L’entrée ou la sortie en cours de mois pose un autre problème. Deux méthodes coexistent pour calculer la retenue :
- La méthode en jours ouvrés : on divise le salaire mensuel par le nombre de jours ouvrés du mois, puis on multiplie par le nombre de jours réellement travaillés
- La méthode en heures réelles : on divise le salaire par 151,67, puis on multiplie par le nombre d’heures effectivement prestées
- La méthode en jours calendaires : on divise le salaire par le nombre de jours du mois (28, 30 ou 31) et on applique au nombre de jours de présence
Ces trois méthodes ne donnent pas le même résultat. La jurisprudence favorise généralement la méthode la plus avantageuse pour le salarié, mais rien n’empêche l’employeur d’appliquer celle prévue par la convention collective. Vérifiez quelle méthode figure dans votre accord de branche.
Heures supplémentaires et forfait mensuel : ce que 151,67 heures ne couvrent pas
Toute heure travaillée au-delà de 35 heures par semaine génère une heure supplémentaire. Sur le bulletin, ces heures apparaissent en plus de la base 151,67. Elles sont majorées (le taux légal est de 25 % pour les huit premières heures, puis davantage au-delà).
Un point mérite attention : les heures supplémentaires se décomptent à la semaine, pas au mois. Si vous travaillez 40 heures une semaine et 30 la suivante, vous avez 5 heures supplémentaires la première semaine, même si la moyenne mensuelle reste proche de 151,67. Un employeur qui lisserait ces heures sur le mois pour éviter de payer la majoration commettrait une irrégularité.
Pour les salariés en forfait jours (cadres autonomes, principalement), la base 151,67 heures ne s’applique pas. Le bulletin mentionne un nombre de jours travaillés par an, pas un volume horaire mensuel.

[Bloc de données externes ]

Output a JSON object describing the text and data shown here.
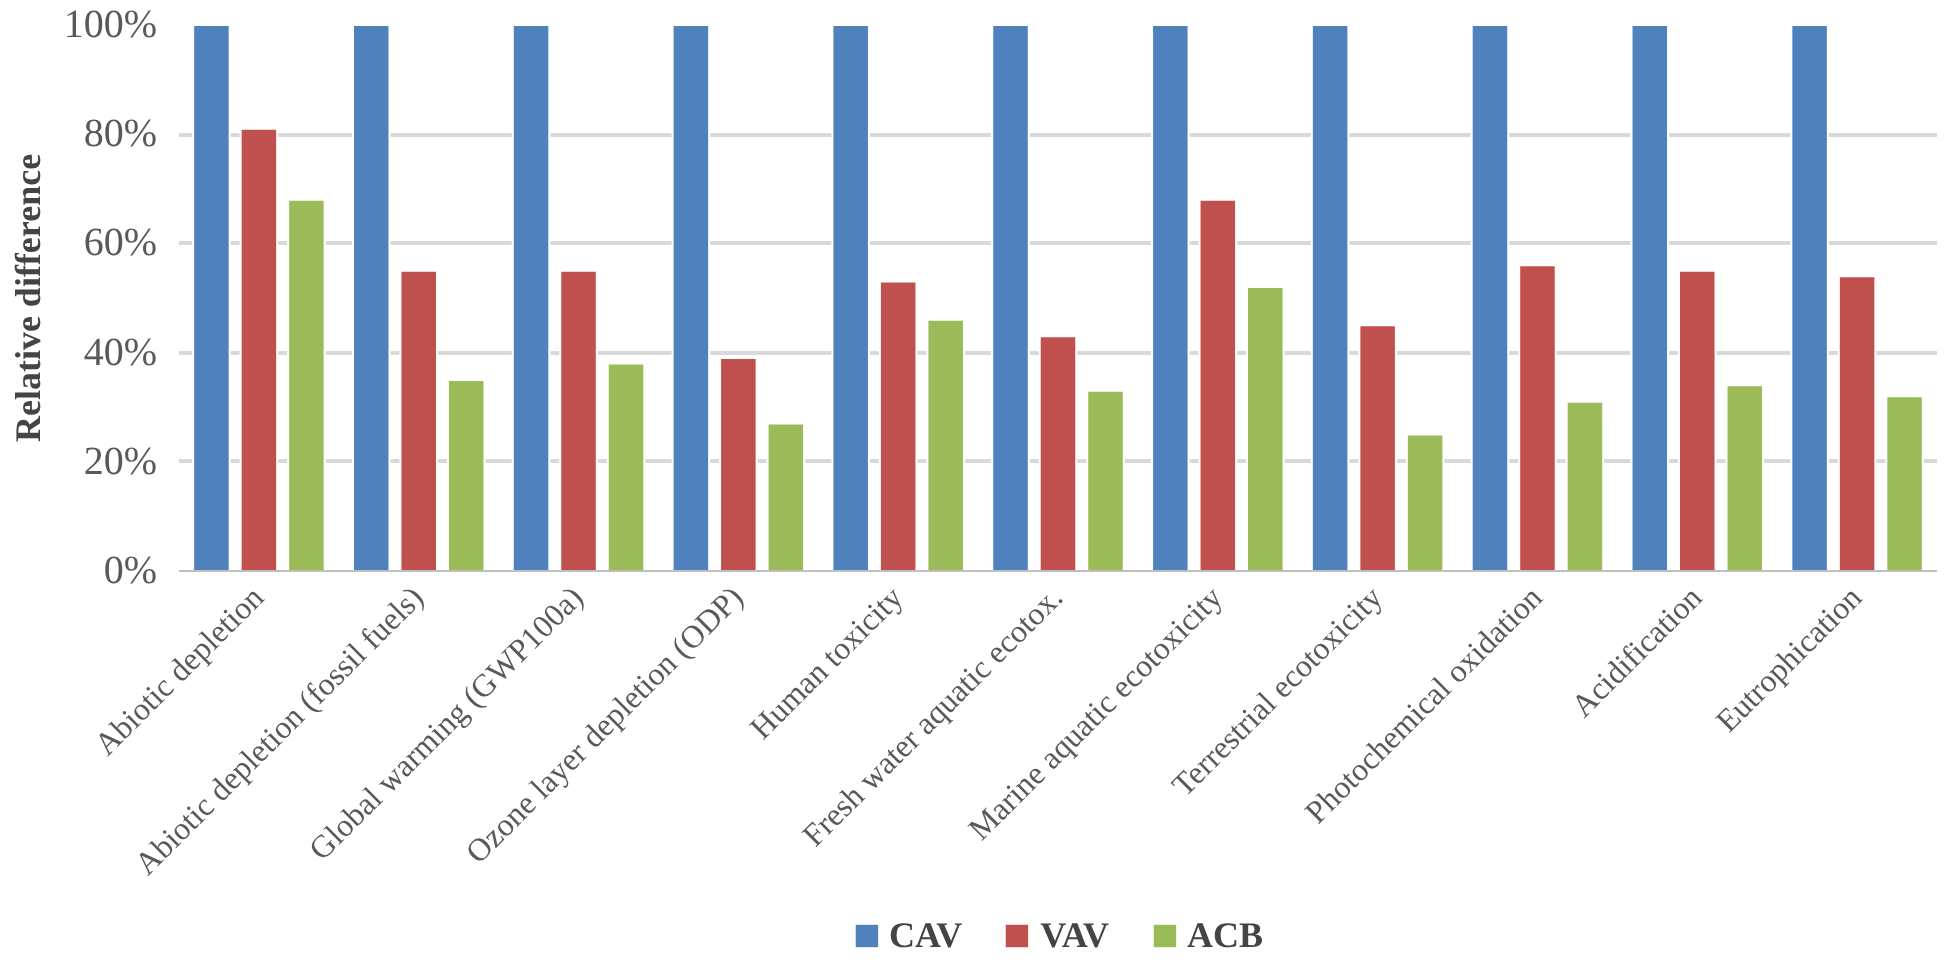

Si vous êtes en forfait jours et que votre fiche de paie affiche quand même 151,67 heures, demandez une clarification à votre service paie.

Contrôler sa fiche de paie : les points à vérifier chaque mois
La lecture d’un bulletin de paie n’exige pas de compétences comptables. Quelques vérifications suffisent pour repérer une anomalie :
- La base horaire doit correspondre à l’horaire contractuel (151,67 heures pour 35 h/semaine, un chiffre différent pour tout autre horaire)
- Le taux horaire multiplié par la base doit donner le salaire brut de base affiché, et ce brut ne peut pas descendre sous le SMIC mensuel en vigueur
- Les heures supplémentaires éventuelles doivent figurer sur une ligne séparée avec leur taux de majoration
- En cas d’absence ou d’entrée/sortie en cours de mois, la retenue doit être calculée selon une méthode identifiable et cohérente avec la convention collective
La base 151,67 heures est un outil de lissage, pas une description de la réalité de chaque mois. Elle simplifie la paie en garantissant un salaire stable. Les données disponibles ne permettent pas toujours de vérifier seul si la méthode de calcul retenue pour les absences est la plus favorable. En cas de doute, une comparaison entre les trois méthodes de proratisation sur un mois donné suffit souvent à identifier un écart significatif.